Here’s A Tool For Running Your Own Numbers For Negotiating A Fair Price
Posted: August 21, 2015
Extension Agronomist Greg Roth points out to determine a price we first need a yield estimate. Yields can be estimated in a variety of ways. One is to weigh the silage or count the loads of silage that are exchanged. Another is through a kernel count method to estimate the potential grain yield and then converting to tons per acre using a grain equivalent of about 7.5 bu/ton. This number can vary depending on how well eared the crop is and other factors.
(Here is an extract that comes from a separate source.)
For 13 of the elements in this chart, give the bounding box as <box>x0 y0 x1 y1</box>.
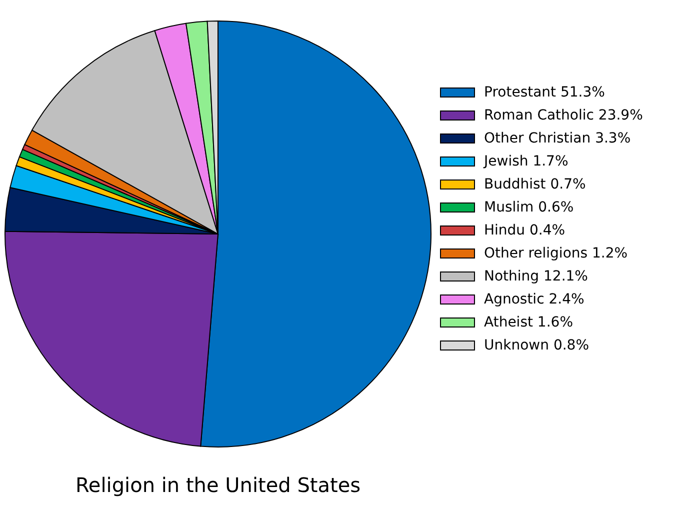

Then we have to look at the issue from two perspectives. From the dairy producer’s perspective, the crop should be worth something similar to what the corn grower would get from shelling, drying and hauling the grain to market, plus some compensation for the P and K removed in the silage harvest. Current prices for P2O5 and K2O are about 0.49 and 0.43 dollars per pound.
From the corn growers perspective, the crop should be worth what an equivalent feed price would be worth, adjusted for the harvest and storage costs associated with getting it to that condition. This could be arrived at by finding out what cured silage could be delivered for or what the value of the corn silage is based on other feeds. I have seen estimates of 45 to $55/ton for the cured feed value. The final price should then be negotiated between dairy producer and corn grower estimates.
We put together a spreadsheet available on the Penn State Extension Farm and Food Business website to enable you to do some of your own estimates. This includes some of the factors above, plus current corn prices, and potential discount for grain or silage quality if either would be impaired. We also use a feed value as the market price of corn silage delivered from a silo. We will be updating with some current prices this week, but you can use some of your own numbers to get an idea of what might be appropriate. Based on few scenarios we have run we are looking at value between $24 and $35/ton for the standing crop in the field.
(Contributed by Leon J. Ressler, District 17 Director as part of his Now Is The Time Column for August 22, 2015.)